I was prepared to spend big bucks for the latest, most flattering style. No more vintage shops for me. At last I found a treasure at the chic department store Dillard’s. The saleslady assured me her bridal party dresses had arrived that very morning.
The second dress I tried on was the charmer. I was rewarded with what I described as the captivating elegance of a long green floor length iridescent dress with a full skirt and matching jacket with rhinestone clasp. Everyone in the bridal department within earshot assured me I looked gorgeous and it was ideal for an outdoor afternoon wedding in Southern California.
Yes, it was a big hit at the nuptials. My competitive daughter declared it was the prettiest outfit at the wedding, with the exception of the bridal gown. I wore green eye shadow to further enhance my green eyes. I have since worn The Dress at formal nights on cruises and on New Year’s Eve. It is an understatement to state I was very pleased with myself and unusually smug.
Six years later I find myself sitting in the office of a highly recommended ophthalmologist. I am very afraid. I feel a fluttering in my left eye, which has lasted for one week. Has someone has taken a paintbrush and poked my eyelashes? Do I have glaucoma?
It took courage to face the doctor because I have deep anxiety about anything medical. But I certainly don’t want to lose my eyesight. Two technicians put drops in my eyes and led me through a series of tests, asking me to read various eyes charts. “What eye charts?” I could scream. Are they trying to trick me by playing gaslight with my emotions?
Finally the doctor arrives and assures me I do not have glaucoma. It was merely a twitching of the eye muscle, similar to a hiccup. “But not so fast,” he warns me. “You have thick cataracts and need surgery.”
He insists on an immediate decision. He assures me the day surgery will take 40 minutes. The procedure is done under anesthesia. It won’t be painful because I will not be conscious.
I reluctantly make a date with his appointment secretary. I agree to have surgery on my dominant eye, the right one.

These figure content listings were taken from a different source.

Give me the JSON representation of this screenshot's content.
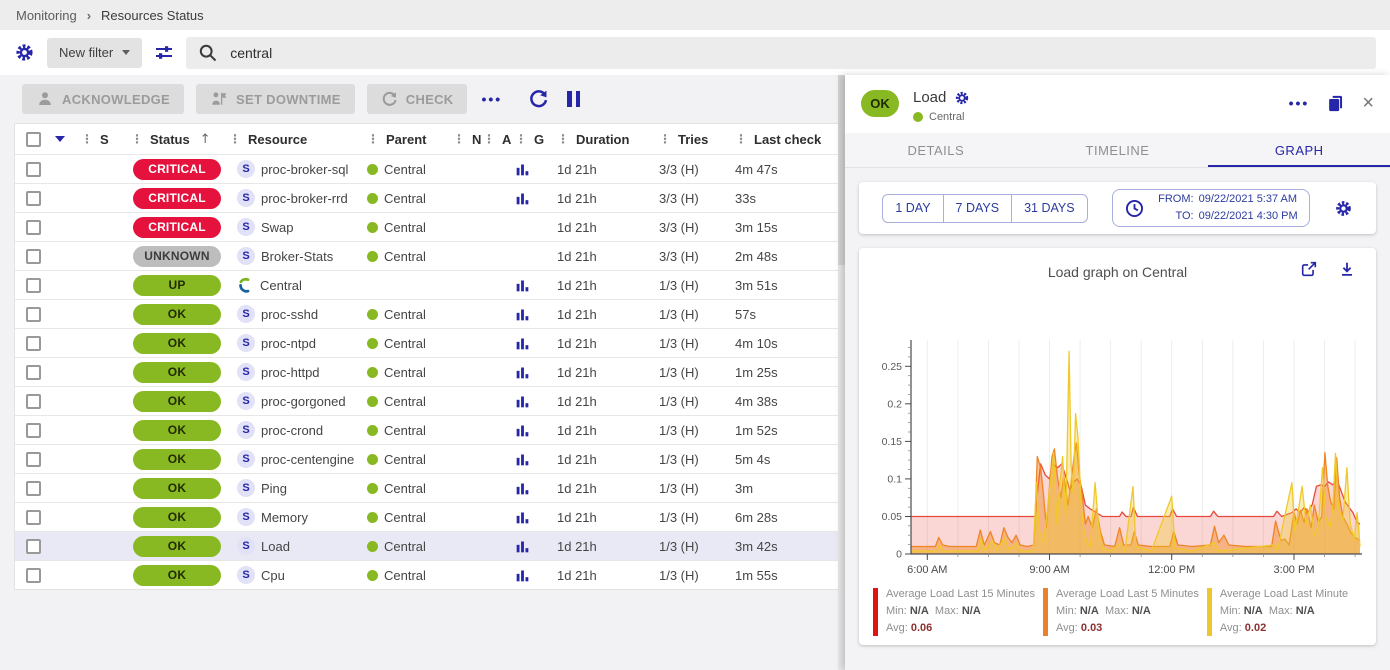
{
  "breadcrumb": {
    "items": [
      "Monitoring",
      "Resources Status"
    ],
    "separator": "›"
  },
  "filter_bar": {
    "new_filter_label": "New filter",
    "search_value": "central"
  },
  "toolbar": {
    "acknowledge_label": "ACKNOWLEDGE",
    "set_downtime_label": "SET DOWNTIME",
    "check_label": "CHECK",
    "more_label": "•••"
  },
  "table": {
    "headers": {
      "s": "S",
      "status": "Status",
      "resource": "Resource",
      "parent": "Parent",
      "n": "N",
      "a": "A",
      "g": "G",
      "duration": "Duration",
      "tries": "Tries",
      "last_check": "Last check"
    },
    "sort_arrow": "↑",
    "rows": [
      {
        "status": "CRITICAL",
        "type": "critical",
        "icon": "service",
        "resource": "proc-broker-sql",
        "parent": "Central",
        "graph": true,
        "duration": "1d 21h",
        "tries": "3/3 (H)",
        "last_check": "4m 47s",
        "selected": false
      },
      {
        "status": "CRITICAL",
        "type": "critical",
        "icon": "service",
        "resource": "proc-broker-rrd",
        "parent": "Central",
        "graph": true,
        "duration": "1d 21h",
        "tries": "3/3 (H)",
        "last_check": "33s",
        "selected": false
      },
      {
        "status": "CRITICAL",
        "type": "critical",
        "icon": "service",
        "resource": "Swap",
        "parent": "Central",
        "graph": false,
        "duration": "1d 21h",
        "tries": "3/3 (H)",
        "last_check": "3m 15s",
        "selected": false
      },
      {
        "status": "UNKNOWN",
        "type": "unknown",
        "icon": "service",
        "resource": "Broker-Stats",
        "parent": "Central",
        "graph": false,
        "duration": "1d 21h",
        "tries": "3/3 (H)",
        "last_check": "2m 48s",
        "selected": false
      },
      {
        "status": "UP",
        "type": "up",
        "icon": "host",
        "resource": "Central",
        "parent": "",
        "graph": true,
        "duration": "1d 21h",
        "tries": "1/3 (H)",
        "last_check": "3m 51s",
        "selected": false
      },
      {
        "status": "OK",
        "type": "ok",
        "icon": "service",
        "resource": "proc-sshd",
        "parent": "Central",
        "graph": true,
        "duration": "1d 21h",
        "tries": "1/3 (H)",
        "last_check": "57s",
        "selected": false
      },
      {
        "status": "OK",
        "type": "ok",
        "icon": "service",
        "resource": "proc-ntpd",
        "parent": "Central",
        "graph": true,
        "duration": "1d 21h",
        "tries": "1/3 (H)",
        "last_check": "4m 10s",
        "selected": false
      },
      {
        "status": "OK",
        "type": "ok",
        "icon": "service",
        "resource": "proc-httpd",
        "parent": "Central",
        "graph": true,
        "duration": "1d 21h",
        "tries": "1/3 (H)",
        "last_check": "1m 25s",
        "selected": false
      },
      {
        "status": "OK",
        "type": "ok",
        "icon": "service",
        "resource": "proc-gorgoned",
        "parent": "Central",
        "graph": true,
        "duration": "1d 21h",
        "tries": "1/3 (H)",
        "last_check": "4m 38s",
        "selected": false
      },
      {
        "status": "OK",
        "type": "ok",
        "icon": "service",
        "resource": "proc-crond",
        "parent": "Central",
        "graph": true,
        "duration": "1d 21h",
        "tries": "1/3 (H)",
        "last_check": "1m 52s",
        "selected": false
      },
      {
        "status": "OK",
        "type": "ok",
        "icon": "service",
        "resource": "proc-centengine",
        "parent": "Central",
        "graph": true,
        "duration": "1d 21h",
        "tries": "1/3 (H)",
        "last_check": "5m 4s",
        "selected": false
      },
      {
        "status": "OK",
        "type": "ok",
        "icon": "service",
        "resource": "Ping",
        "parent": "Central",
        "graph": true,
        "duration": "1d 21h",
        "tries": "1/3 (H)",
        "last_check": "3m",
        "selected": false
      },
      {
        "status": "OK",
        "type": "ok",
        "icon": "service",
        "resource": "Memory",
        "parent": "Central",
        "graph": true,
        "duration": "1d 21h",
        "tries": "1/3 (H)",
        "last_check": "6m 28s",
        "selected": false
      },
      {
        "status": "OK",
        "type": "ok",
        "icon": "service",
        "resource": "Load",
        "parent": "Central",
        "graph": true,
        "duration": "1d 21h",
        "tries": "1/3 (H)",
        "last_check": "3m 42s",
        "selected": true
      },
      {
        "status": "OK",
        "type": "ok",
        "icon": "service",
        "resource": "Cpu",
        "parent": "Central",
        "graph": true,
        "duration": "1d 21h",
        "tries": "1/3 (H)",
        "last_check": "1m 55s",
        "selected": false
      }
    ]
  },
  "panel": {
    "status": "OK",
    "title": "Load",
    "parent": "Central",
    "close_label": "×",
    "more_label": "•••",
    "tabs": [
      {
        "label": "DETAILS",
        "active": false
      },
      {
        "label": "TIMELINE",
        "active": false
      },
      {
        "label": "GRAPH",
        "active": true
      }
    ],
    "time_buttons": [
      "1 DAY",
      "7 DAYS",
      "31 DAYS"
    ],
    "from_label": "FROM:",
    "from_value": "09/22/2021 5:37 AM",
    "to_label": "TO:",
    "to_value": "09/22/2021 4:30 PM"
  },
  "chart_data": {
    "type": "area",
    "title": "Load graph on Central",
    "x_range_hours": [
      5.6,
      16.67
    ],
    "xticks": [
      {
        "hour": 6,
        "label": "6:00 AM"
      },
      {
        "hour": 9,
        "label": "9:00 AM"
      },
      {
        "hour": 12,
        "label": "12:00 PM"
      },
      {
        "hour": 15,
        "label": "3:00 PM"
      }
    ],
    "grid_step_hours": 0.75,
    "ylim": [
      0,
      0.285
    ],
    "yticks": [
      0,
      0.05,
      0.1,
      0.15,
      0.2,
      0.25
    ],
    "legend_position": "bottom",
    "legend_labels": {
      "min": "Min:",
      "max": "Max:",
      "avg": "Avg:"
    },
    "series": [
      {
        "name": "Average Load Last 15 Minutes",
        "stroke": "#e8493c",
        "fill": "rgba(232,73,60,0.22)",
        "swatch": "#e01313",
        "min": "N/A",
        "max": "N/A",
        "avg": "0.06",
        "points": [
          [
            5.6,
            0.05
          ],
          [
            8.65,
            0.05
          ],
          [
            8.72,
            0.09
          ],
          [
            8.78,
            0.12
          ],
          [
            8.9,
            0.105
          ],
          [
            9.0,
            0.1
          ],
          [
            9.08,
            0.12
          ],
          [
            9.2,
            0.115
          ],
          [
            9.3,
            0.12
          ],
          [
            9.42,
            0.1
          ],
          [
            9.5,
            0.085
          ],
          [
            9.58,
            0.095
          ],
          [
            9.68,
            0.1
          ],
          [
            9.78,
            0.09
          ],
          [
            9.88,
            0.065
          ],
          [
            10.0,
            0.06
          ],
          [
            10.15,
            0.055
          ],
          [
            10.3,
            0.05
          ],
          [
            10.72,
            0.05
          ],
          [
            10.78,
            0.056
          ],
          [
            10.88,
            0.05
          ],
          [
            11.0,
            0.05
          ],
          [
            11.06,
            0.062
          ],
          [
            11.16,
            0.05
          ],
          [
            11.95,
            0.05
          ],
          [
            12.02,
            0.06
          ],
          [
            12.12,
            0.05
          ],
          [
            12.95,
            0.05
          ],
          [
            13.03,
            0.057
          ],
          [
            13.13,
            0.05
          ],
          [
            14.5,
            0.05
          ],
          [
            14.58,
            0.057
          ],
          [
            14.7,
            0.05
          ],
          [
            14.95,
            0.055
          ],
          [
            15.05,
            0.06
          ],
          [
            15.15,
            0.055
          ],
          [
            15.25,
            0.062
          ],
          [
            15.35,
            0.056
          ],
          [
            15.45,
            0.066
          ],
          [
            15.55,
            0.09
          ],
          [
            15.65,
            0.092
          ],
          [
            15.75,
            0.09
          ],
          [
            15.85,
            0.096
          ],
          [
            15.95,
            0.092
          ],
          [
            16.05,
            0.1
          ],
          [
            16.15,
            0.085
          ],
          [
            16.25,
            0.07
          ],
          [
            16.35,
            0.062
          ],
          [
            16.45,
            0.055
          ],
          [
            16.55,
            0.042
          ],
          [
            16.62,
            0.04
          ]
        ]
      },
      {
        "name": "Average Load Last 5 Minutes",
        "stroke": "#ef8423",
        "fill": "rgba(239,132,35,0.45)",
        "swatch": "#e8832a",
        "min": "N/A",
        "max": "N/A",
        "avg": "0.03",
        "points": [
          [
            5.6,
            0.01
          ],
          [
            6.2,
            0.01
          ],
          [
            6.28,
            0.022
          ],
          [
            6.38,
            0.012
          ],
          [
            6.55,
            0.01
          ],
          [
            7.2,
            0.01
          ],
          [
            7.3,
            0.032
          ],
          [
            7.4,
            0.012
          ],
          [
            7.55,
            0.03
          ],
          [
            7.65,
            0.015
          ],
          [
            7.78,
            0.012
          ],
          [
            7.88,
            0.035
          ],
          [
            7.98,
            0.022
          ],
          [
            8.08,
            0.015
          ],
          [
            8.18,
            0.025
          ],
          [
            8.28,
            0.012
          ],
          [
            8.45,
            0.01
          ],
          [
            8.62,
            0.012
          ],
          [
            8.7,
            0.13
          ],
          [
            8.78,
            0.115
          ],
          [
            8.85,
            0.08
          ],
          [
            8.92,
            0.035
          ],
          [
            9.0,
            0.09
          ],
          [
            9.06,
            0.13
          ],
          [
            9.12,
            0.14
          ],
          [
            9.2,
            0.1
          ],
          [
            9.28,
            0.075
          ],
          [
            9.35,
            0.105
          ],
          [
            9.45,
            0.065
          ],
          [
            9.52,
            0.09
          ],
          [
            9.6,
            0.13
          ],
          [
            9.66,
            0.148
          ],
          [
            9.72,
            0.11
          ],
          [
            9.8,
            0.08
          ],
          [
            9.88,
            0.04
          ],
          [
            9.95,
            0.05
          ],
          [
            10.05,
            0.035
          ],
          [
            10.15,
            0.06
          ],
          [
            10.25,
            0.03
          ],
          [
            10.35,
            0.012
          ],
          [
            10.6,
            0.01
          ],
          [
            10.72,
            0.035
          ],
          [
            10.82,
            0.012
          ],
          [
            11.0,
            0.012
          ],
          [
            11.08,
            0.03
          ],
          [
            11.18,
            0.012
          ],
          [
            11.5,
            0.01
          ],
          [
            11.95,
            0.01
          ],
          [
            12.05,
            0.03
          ],
          [
            12.15,
            0.012
          ],
          [
            12.5,
            0.01
          ],
          [
            12.95,
            0.012
          ],
          [
            13.05,
            0.037
          ],
          [
            13.15,
            0.015
          ],
          [
            13.28,
            0.025
          ],
          [
            13.4,
            0.012
          ],
          [
            13.8,
            0.01
          ],
          [
            14.45,
            0.01
          ],
          [
            14.55,
            0.044
          ],
          [
            14.68,
            0.018
          ],
          [
            14.78,
            0.02
          ],
          [
            14.88,
            0.012
          ],
          [
            15.0,
            0.055
          ],
          [
            15.08,
            0.04
          ],
          [
            15.16,
            0.058
          ],
          [
            15.25,
            0.042
          ],
          [
            15.32,
            0.06
          ],
          [
            15.42,
            0.035
          ],
          [
            15.5,
            0.065
          ],
          [
            15.6,
            0.042
          ],
          [
            15.68,
            0.05
          ],
          [
            15.76,
            0.135
          ],
          [
            15.83,
            0.09
          ],
          [
            15.9,
            0.07
          ],
          [
            15.98,
            0.06
          ],
          [
            16.05,
            0.128
          ],
          [
            16.12,
            0.075
          ],
          [
            16.2,
            0.05
          ],
          [
            16.3,
            0.04
          ],
          [
            16.4,
            0.028
          ],
          [
            16.5,
            0.022
          ],
          [
            16.62,
            0.018
          ]
        ]
      },
      {
        "name": "Average Load Last Minute",
        "stroke": "#f0c929",
        "fill": "rgba(240,201,41,0.35)",
        "swatch": "#ecc72e",
        "min": "N/A",
        "max": "N/A",
        "avg": "0.02",
        "points": [
          [
            5.6,
            0.004
          ],
          [
            6.24,
            0.004
          ],
          [
            6.3,
            0.012
          ],
          [
            6.4,
            0.004
          ],
          [
            7.25,
            0.004
          ],
          [
            7.32,
            0.02
          ],
          [
            7.42,
            0.005
          ],
          [
            7.6,
            0.018
          ],
          [
            7.7,
            0.005
          ],
          [
            7.9,
            0.022
          ],
          [
            8.0,
            0.006
          ],
          [
            8.2,
            0.014
          ],
          [
            8.3,
            0.004
          ],
          [
            8.6,
            0.004
          ],
          [
            8.68,
            0.095
          ],
          [
            8.75,
            0.03
          ],
          [
            8.85,
            0.015
          ],
          [
            8.95,
            0.06
          ],
          [
            9.02,
            0.095
          ],
          [
            9.1,
            0.135
          ],
          [
            9.18,
            0.04
          ],
          [
            9.25,
            0.09
          ],
          [
            9.32,
            0.13
          ],
          [
            9.4,
            0.05
          ],
          [
            9.48,
            0.27
          ],
          [
            9.53,
            0.12
          ],
          [
            9.58,
            0.08
          ],
          [
            9.64,
            0.187
          ],
          [
            9.7,
            0.155
          ],
          [
            9.78,
            0.06
          ],
          [
            9.85,
            0.03
          ],
          [
            9.92,
            0.015
          ],
          [
            10.0,
            0.01
          ],
          [
            10.12,
            0.095
          ],
          [
            10.2,
            0.04
          ],
          [
            10.3,
            0.008
          ],
          [
            10.5,
            0.004
          ],
          [
            10.75,
            0.015
          ],
          [
            10.85,
            0.004
          ],
          [
            11.05,
            0.09
          ],
          [
            11.12,
            0.01
          ],
          [
            11.5,
            0.004
          ],
          [
            12.0,
            0.077
          ],
          [
            12.08,
            0.008
          ],
          [
            12.5,
            0.004
          ],
          [
            13.05,
            0.015
          ],
          [
            13.15,
            0.004
          ],
          [
            14.5,
            0.012
          ],
          [
            14.6,
            0.006
          ],
          [
            14.95,
            0.095
          ],
          [
            15.02,
            0.03
          ],
          [
            15.1,
            0.055
          ],
          [
            15.2,
            0.09
          ],
          [
            15.3,
            0.04
          ],
          [
            15.4,
            0.065
          ],
          [
            15.5,
            0.025
          ],
          [
            15.6,
            0.04
          ],
          [
            15.7,
            0.115
          ],
          [
            15.78,
            0.05
          ],
          [
            15.88,
            0.035
          ],
          [
            15.95,
            0.06
          ],
          [
            16.02,
            0.134
          ],
          [
            16.1,
            0.06
          ],
          [
            16.2,
            0.045
          ],
          [
            16.3,
            0.115
          ],
          [
            16.38,
            0.04
          ],
          [
            16.48,
            0.02
          ],
          [
            16.55,
            0.055
          ],
          [
            16.62,
            0.01
          ]
        ]
      }
    ]
  }
}
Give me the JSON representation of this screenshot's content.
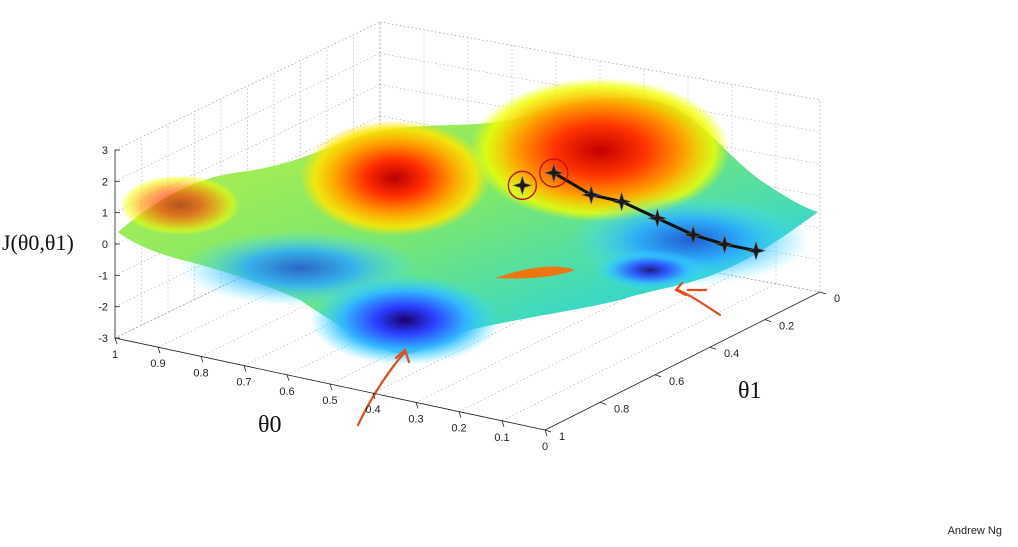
{
  "chart_data": {
    "type": "surface",
    "z_label": "J(θ0,θ1)",
    "x_label": "θ0",
    "y_label": "θ1",
    "zlim": [
      -3,
      3
    ],
    "z_ticks": [
      "3",
      "2",
      "1",
      "0",
      "-1",
      "-2",
      "-3"
    ],
    "theta0_ticks": [
      "1",
      "0.9",
      "0.8",
      "0.7",
      "0.6",
      "0.5",
      "0.4",
      "0.3",
      "0.2",
      "0.1",
      "0"
    ],
    "theta1_ticks": [
      "0",
      "0.2",
      "0.4",
      "0.6",
      "0.8",
      "1"
    ],
    "grid": true,
    "colormap": "jet",
    "descent_path": [
      {
        "theta0": 0.3,
        "theta1": 0.48,
        "J": 2.2
      },
      {
        "theta0": 0.25,
        "theta1": 0.42,
        "J": 1.4
      },
      {
        "theta0": 0.21,
        "theta1": 0.37,
        "J": 1.1
      },
      {
        "theta0": 0.17,
        "theta1": 0.3,
        "J": 0.4
      },
      {
        "theta0": 0.13,
        "theta1": 0.23,
        "J": -0.3
      },
      {
        "theta0": 0.1,
        "theta1": 0.16,
        "J": -0.8
      },
      {
        "theta0": 0.07,
        "theta1": 0.09,
        "J": -1.2
      }
    ],
    "second_start": {
      "theta0": 0.33,
      "theta1": 0.55,
      "J": 2.0
    }
  },
  "credit": "Andrew Ng"
}
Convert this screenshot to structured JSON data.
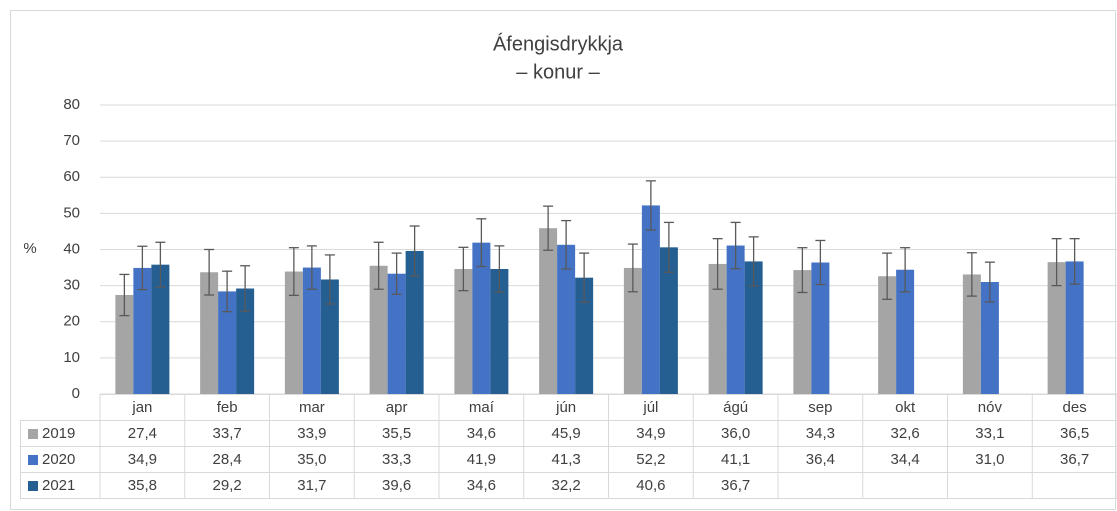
{
  "chart_data": {
    "type": "bar",
    "title": "Áfengisdrykkja",
    "subtitle": "– konur –",
    "y_label": "%",
    "categories": [
      "jan",
      "feb",
      "mar",
      "apr",
      "maí",
      "jún",
      "júl",
      "ágú",
      "sep",
      "okt",
      "nóv",
      "des"
    ],
    "ylim": [
      0,
      80
    ],
    "yticks": [
      0,
      10,
      20,
      30,
      40,
      50,
      60,
      70,
      80
    ],
    "grid": true,
    "series": [
      {
        "name": "2019",
        "color": "#a5a5a5",
        "values": [
          27.4,
          33.7,
          33.9,
          35.5,
          34.6,
          45.9,
          34.9,
          36.0,
          34.3,
          32.6,
          33.1,
          36.5
        ],
        "value_labels": [
          "27,4",
          "33,7",
          "33,9",
          "35,5",
          "34,6",
          "45,9",
          "34,9",
          "36,0",
          "34,3",
          "32,6",
          "33,1",
          "36,5"
        ],
        "errors": [
          5.7,
          6.3,
          6.6,
          6.5,
          6,
          6.1,
          6.6,
          7,
          6.2,
          6.4,
          6,
          6.5
        ]
      },
      {
        "name": "2020",
        "color": "#4472c4",
        "values": [
          34.9,
          28.4,
          35.0,
          33.3,
          41.9,
          41.3,
          52.2,
          41.1,
          36.4,
          34.4,
          31.0,
          36.7
        ],
        "value_labels": [
          "34,9",
          "28,4",
          "35,0",
          "33,3",
          "41,9",
          "41,3",
          "52,2",
          "41,1",
          "36,4",
          "34,4",
          "31,0",
          "36,7"
        ],
        "errors": [
          6,
          5.6,
          6,
          5.7,
          6.6,
          6.7,
          6.8,
          6.4,
          6.1,
          6.1,
          5.5,
          6.3
        ]
      },
      {
        "name": "2021",
        "color": "#255e91",
        "values": [
          35.8,
          29.2,
          31.7,
          39.6,
          34.6,
          32.2,
          40.6,
          36.7,
          null,
          null,
          null,
          null
        ],
        "value_labels": [
          "35,8",
          "29,2",
          "31,7",
          "39,6",
          "34,6",
          "32,2",
          "40,6",
          "36,7",
          null,
          null,
          null,
          null
        ],
        "errors": [
          6.2,
          6.3,
          6.8,
          6.9,
          6.4,
          6.8,
          6.9,
          6.8,
          null,
          null,
          null,
          null
        ]
      }
    ]
  }
}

The doctor was correct. The operation was not painful and I survived. I followed his instructions faithfully. For the next three weeks my husband put three different drops in my eyes about six times a day. And gradually I began to see objects in depth. Purples and yellows were so bright they screamed at me.
But the greatest astonishment was I discovered my closet was full of bright blue clothes. My jewelry was all blue. My cherished Mother of the Groom dress is blue and not green. Wow! What a trick fate has played on me. Disappointed, I will still keep The Dress because it has brought me many fond memories.
Reluctantly, I was forced to withdraw large sums of money to replace my blue bath mats with green ones to match the wallpaper in my bathrooms. My successful eye surgery demanded I rush to the jewelry store to locate green rings, bracelets, earrings and necklaces. I also must buy more green sweaters and blouses.
My biggest regret is I cannot send my retail therapy bill to the doctor. Alas, I must pay his bill for granting me the ability to see things clearly.
But to be fair, the doctor did change my life. I can now drive at night. And I won’t be so hesitant in making an appointment to have the cataract in my left eye removed. This time, I hope the price includes a new wardrobe.